I'm new to brewing, but when I made my first batch I just took my pot off the stove and set it in my sink and surrounded it with ice water. I did a 2.5 gallon boil.
 
Not the same as a full boil but it'll work. When I used to do partial boils I froze plastic gallon containers of spring water. Then when it was time to chill I sanitized the entire container and cut the plastic off with a sanitized razor blade. Chilled the wort in no time. Especially for hop utilization, it's best to do as close to a full boil as you can.
 
I do similar to jonk. I start my boil with about 4.5 gallons and by time I finish I have about 3.5-3.75gal of wort. I then add ice that I made the day before (after boiling water and sanitizing the pitchers) to get up to 5 gallons. Takes about 10-15min to cool the wort and it's free. I might get a wort chiller some day...but this works well for now.
 
2.5 gallons of over 200 degree wort + 2.5 gallons of cold water = hot wort in my opinion.

You will still have to do a small ice bath.

Now that I'm on my 7th batch of beer in the future, a wort chiller is on my list BIG TIME. Back when I started with Mr Beer, it wasn't that important, because you boil the water, turn off the heat, and then add your ingredients which drop the temp, then mix that with cold water.

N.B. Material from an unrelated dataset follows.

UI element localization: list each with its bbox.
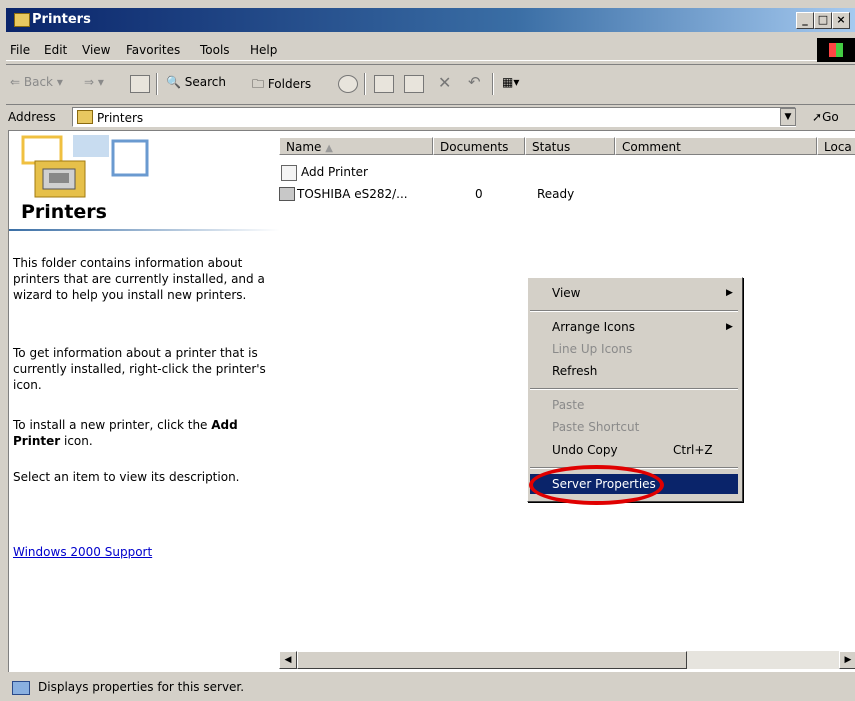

Doing all grain and partial all grain, you are boiling a ton more water, which takes a LONG time in a ice bath, and a wort chiller is well worth it. You would probably even do a cheaper wort chiller and still put it in a small ice batch in the sink.
 
I made my own wort chiller for $50 or so, counting tools needed (tube bender set). I had an old flaring tool so flared the ends slightly, and just stuck the tube on and used double clamps. Worked great. I do 2.5 to 3 gal boils. I also put it in an ice bath. The copper is the most expensive part, it was $35 for 20 feet at my local home improvement store.